I put them in the freezer.
That was yesterday.
Today they are gone.
Today they are gone.
And they were good!
Four candy bars - spread out over time, (a short time)
because I didn't want to wake up the sleeping giant in my stomach.
Now what to do about Weight Watchers! It will be 3 weeks from my last weigh in. How will I explain all of this?
I am nothing if I am not inventive (and compromising.)
Here is the tale. I had the flu (true ... going for the sympathy vote here), and I had to take steroids for a swollen throat (also true ... more sympathy) and everyone knows that steroids adds weight to your frame no matter how little eat (absolutely true - it is the doctor's fault!) I am off the steroids now. Things will improve - if I just avoid libraries and grocery stores.
That's my story.
What do ya' think?
19 comments:
Sounds reasonable to me, just stay away from the library and grocery!
Linda - EXACTLY! Who would have guessed those were dangerous places! Live and learn I say.
I think I have just had the best laugh of the day.
Just shaking my head here.... ;-)
Michelle - just shaking your head (up and down) in agreement, right?? :-)
Leftycrafter - yes, after the fact I could laugh at this as well - after all my blood sugar levels were soaring and my tongue was happy. While it was going on ... nope - it was all business! Needed to eat ALL those things and fast before my adult self stepped in and put an end to such ridiculous behavior. Ha!
I am thinking we are twins, separated at birth.
LOL. Oh I can relate - as a WW lifetime member this past April was a blow out with chips and dips and chips and salsa, and chips and hummus. I can talk myself into anything being deserved!! Now I have switched my app from Maintenance to Losing again, because I can't let May be another April. Can I? No. Right? Right. Anyways, I hear ya sister!
Susan - I am thinking that as well - twins - except for that 'farming thing' you do. I am more of an "arm chair farmer" ... you know. From a distance! Haha.
Breathing Life - I do hear you!! I decided back in December - right at Christmas - that I would take a well earned break (short one) from WW - I was within 3 pounds of goal!
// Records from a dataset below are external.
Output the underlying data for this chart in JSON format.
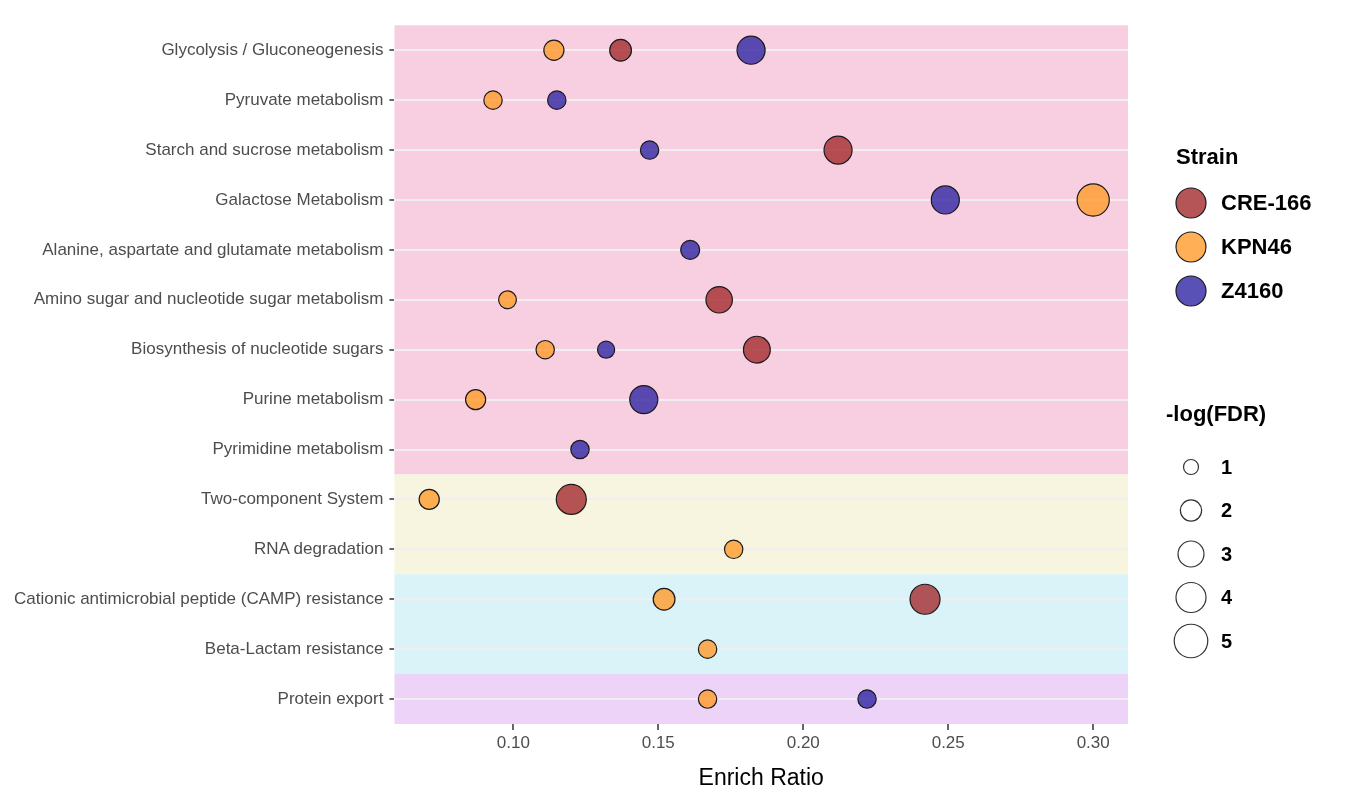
{
  "chart_data": {
    "type": "bubble",
    "orientation": "horizontal",
    "xlabel": "Enrich Ratio",
    "legend_title": "Strain",
    "categories": [
      "Glycolysis / Gluconeogenesis",
      "Pyruvate metabolism",
      "Starch and sucrose metabolism",
      "Galactose Metabolism",
      "Alanine, aspartate and glutamate metabolism",
      "Amino sugar and nucleotide sugar metabolism",
      "Biosynthesis of nucleotide sugars",
      "Purine metabolism",
      "Pyrimidine metabolism",
      "Two-component System",
      "RNA degradation",
      "Cationic antimicrobial peptide (CAMP) resistance",
      "Beta-Lactam resistance",
      "Protein export"
    ],
    "series": [
      {
        "name": "CRE-166",
        "color": "#a32a2e",
        "values": [
          0.137,
          null,
          0.212,
          null,
          null,
          0.171,
          0.184,
          null,
          null,
          0.12,
          null,
          0.242,
          null,
          null
        ],
        "sizes": [
          2.1,
          null,
          3.5,
          null,
          null,
          3.1,
          3.2,
          null,
          null,
          4.0,
          null,
          4.0,
          null,
          null
        ]
      },
      {
        "name": "KPN46",
        "color": "#ff9b2a",
        "values": [
          0.114,
          0.093,
          null,
          0.3,
          null,
          0.098,
          0.111,
          0.087,
          null,
          0.071,
          0.176,
          0.152,
          0.167,
          0.167
        ],
        "sizes": [
          1.8,
          1.5,
          null,
          4.6,
          null,
          1.4,
          1.5,
          1.8,
          null,
          1.8,
          1.5,
          2.1,
          1.5,
          1.5
        ]
      },
      {
        "name": "Z4160",
        "color": "#2f26a3",
        "values": [
          0.182,
          0.115,
          0.147,
          0.249,
          0.161,
          null,
          0.132,
          0.145,
          0.123,
          null,
          null,
          null,
          null,
          0.222
        ],
        "sizes": [
          3.5,
          1.5,
          1.5,
          3.5,
          1.6,
          null,
          1.3,
          3.5,
          1.5,
          null,
          null,
          null,
          null,
          1.5
        ]
      }
    ],
    "size_legend": [
      1,
      2,
      3,
      4,
      5
    ],
    "annotations": [
      "-log(FDR)"
    ],
    "xlim": [
      0.059,
      0.312
    ],
    "xticks": [
      {
        "value": 0.1,
        "label": "0.10"
      },
      {
        "value": 0.15,
        "label": "0.15"
      },
      {
        "value": 0.2,
        "label": "0.20"
      },
      {
        "value": 0.25,
        "label": "0.25"
      },
      {
        "value": 0.3,
        "label": "0.30"
      }
    ],
    "bands": [
      {
        "axis": "y",
        "from": "Glycolysis / Gluconeogenesis",
        "to": "Pyrimidine metabolism",
        "color": "#f8cfe0"
      },
      {
        "axis": "y",
        "from": "Two-component System",
        "to": "RNA degradation",
        "color": "#f7f4df"
      },
      {
        "axis": "y",
        "from": "Cationic antimicrobial peptide (CAMP) resistance",
        "to": "Beta-Lactam resistance",
        "color": "#d9f3f8"
      },
      {
        "axis": "y",
        "from": "Protein export",
        "to": "Protein export",
        "color": "#edd3f8"
      }
    ],
    "grid": "y",
    "legend": "right",
    "marker": "circle"
  }
}
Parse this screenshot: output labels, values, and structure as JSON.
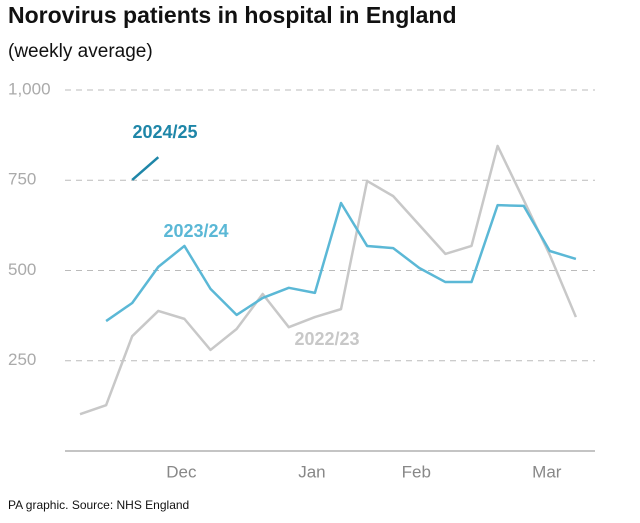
{
  "chart_data": {
    "type": "line",
    "title": "Norovirus patients in hospital in England",
    "subtitle": "(weekly average)",
    "source": "PA graphic. Source: NHS England",
    "categories": [
      null,
      null,
      null,
      null,
      "Dec",
      null,
      null,
      null,
      null,
      "Jan",
      null,
      null,
      null,
      "Feb",
      null,
      null,
      null,
      null,
      "Mar",
      null
    ],
    "series": [
      {
        "name": "2022/23",
        "color": "#c8c8c8",
        "values": [
          102,
          127,
          318,
          388,
          366,
          280,
          338,
          435,
          343,
          371,
          393,
          748,
          706,
          626,
          546,
          568,
          845,
          695,
          543,
          371
        ]
      },
      {
        "name": "2023/24",
        "color": "#5bb8d6",
        "values": [
          null,
          360,
          410,
          510,
          568,
          449,
          377,
          424,
          452,
          438,
          687,
          568,
          562,
          507,
          468,
          468,
          681,
          679,
          554,
          532
        ]
      },
      {
        "name": "2024/25",
        "color": "#1e86a8",
        "values": [
          null,
          null,
          751,
          814,
          null,
          null,
          null,
          null,
          null,
          null,
          null,
          null,
          null,
          null,
          null,
          null,
          null,
          null,
          null,
          null
        ]
      }
    ],
    "ylim": [
      0,
      1000
    ],
    "yticks": [
      250,
      500,
      750,
      {
        "value": 1000,
        "label": "1,000"
      }
    ],
    "grid": true
  }
}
I am already a Life Time member so I knew this break wouldn't be a big deal. By the end of March I was still on that 'short' break. Two weeks into April I returned and got weighed in. A week later I got the flu.
Cause and effect????
Ha. No, of course not! But I am waiting until after I attend Maryland Sheep and Wool this weekend to go back and weigh in - no sense in taking chances! Besides - they have FUNNAL CAKE at the fair!!! :-)
Works for me!
Ha you should never shop when hungry lol. I can so empathise with your post. Hope it hasn't done too much damage!
I smiled as I read your story. I may have done the same once or twice!
I say forget the guilt and just start over today. : )
We all need to splurge once in a while!!
Wendy - I never shop hungry. Why I did it this time is a mystery. However, lesson learned!
Marie - Ha! I wish I could say I did this only "once or twice." But I am back on the horse and being good once again.
Happyone - you have such a wonderful healthy outlook on this! I actually have no guilt - but I do need to just start over today. Good advice.
OMG! You had me laughing so hard! It's true though...I try to eat healthy but every once in awhile I have a desire for chips and dip or a big package of Reese's cups.....when it builds up like that one just will not do! I'm so glad you're over the flu though and I'm sure you did lose weight and now you really need to build up your strength...that diet might have weakened your immune system! Be careful of those diets!
I wont tell you about the HOMEMADE clotted cream I've been enjoying today then :P
I swear, I could eat the whole pot. Somehow, my discipline is holding.
This could so easily be my story as well!! Its so difficult to resist these things neatly laid out in the stores... Will ordering online be a better alternative? Great post!! :-)
It's your Story and I would suppose therefore you would stick to it. Made me Smile all the way thru the Read tho'! You are hilarious and incorrigible.